The Modi government has almost fulfilled the long-standing demand of the government employees for the old pension scheme by introducing the Unified Pension Scheme.
The employees demanded that after retirement they should be given a fixed amount every month as pension.
The Central Government has decided to give pension equal to 50 percent of the average basic salary drawn in the last 12 months to the Central Government employees under the Unified Pension Scheme (UPS) and it will come into effect from April 1, 2025.
BJP hopes that it will get full benefit from this in the upcoming assembly elections.
Central employees were also angry with BJP for a long time for not implementing OPS. Its effect can be seen in the upcoming assembly elections in Delhi.

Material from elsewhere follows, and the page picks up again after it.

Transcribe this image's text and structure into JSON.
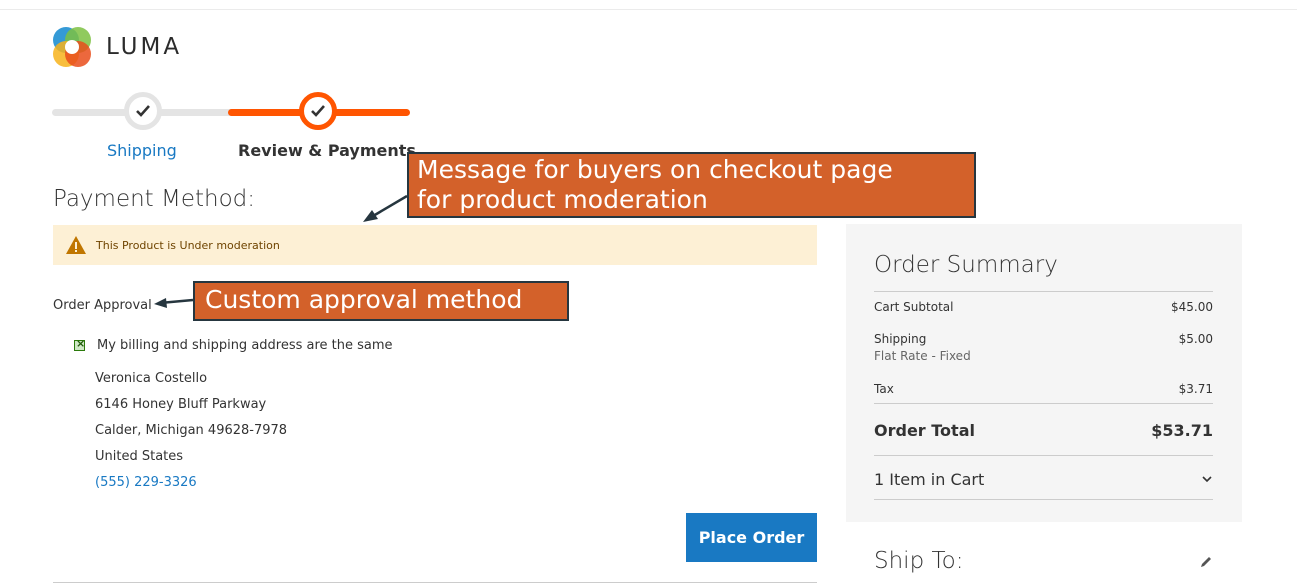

In the recent assembly elections, the old pension scheme became a weapon to defeat the BJP. In Himachal Pradesh too, the Congress had announced to implement OPS if it formed the government.
However, even after the Congress government was formed, OPS was not implemented. Congress played this trick in Madhya Pradesh too but could not succeed.
OPS could not become a big issue in the Lok Sabha elections. However, the resentment of government employees was evident. Inspectors had said that this could be a big issue in the coming elections.
After the dates of assembly elections in Haryana and Jammu and Kashmir are announced, BJP can benefit in these states too. Assembly elections are also to be held in Maharashtra and Jharkhand this year.
Explaining the Cabinet decision, Union Minister Ashwini Vaishnaw said, the Congress promised OPS in Rajasthan and Himachal Pradesh but then did not implement it and tried to dupe the public.
He said that Congress has always been insensitive towards employees. This was also seen in Rajasthan and Himachal Pradesh.
What is Unified Pension Scheme
Under the Unified Pension Scheme (UPS), the government has decided to give a fixed amount to the employees as pension. Employees who complete 25 years of service will be given 50 percent of their last basic salary every month as pension.
Those who have served for less than 10 years will be given a minimum pension of Rs 10,000. Apart from this, employees who have served for 10 to 25 years will be given pension proportionately.
Like NPS, investment will have to be made in the employees’ pension scheme. However, it will remain only 10% and the remaining 18.5% will be invested by the government.
If an employee dies during service, 60% of his salary will be given to his family as pension. There is also a provision to increase the pension according to inflation.
After the central government employees, state governments can also implement this rule. Currently, 23 lakh employees of the centre will benefit from this.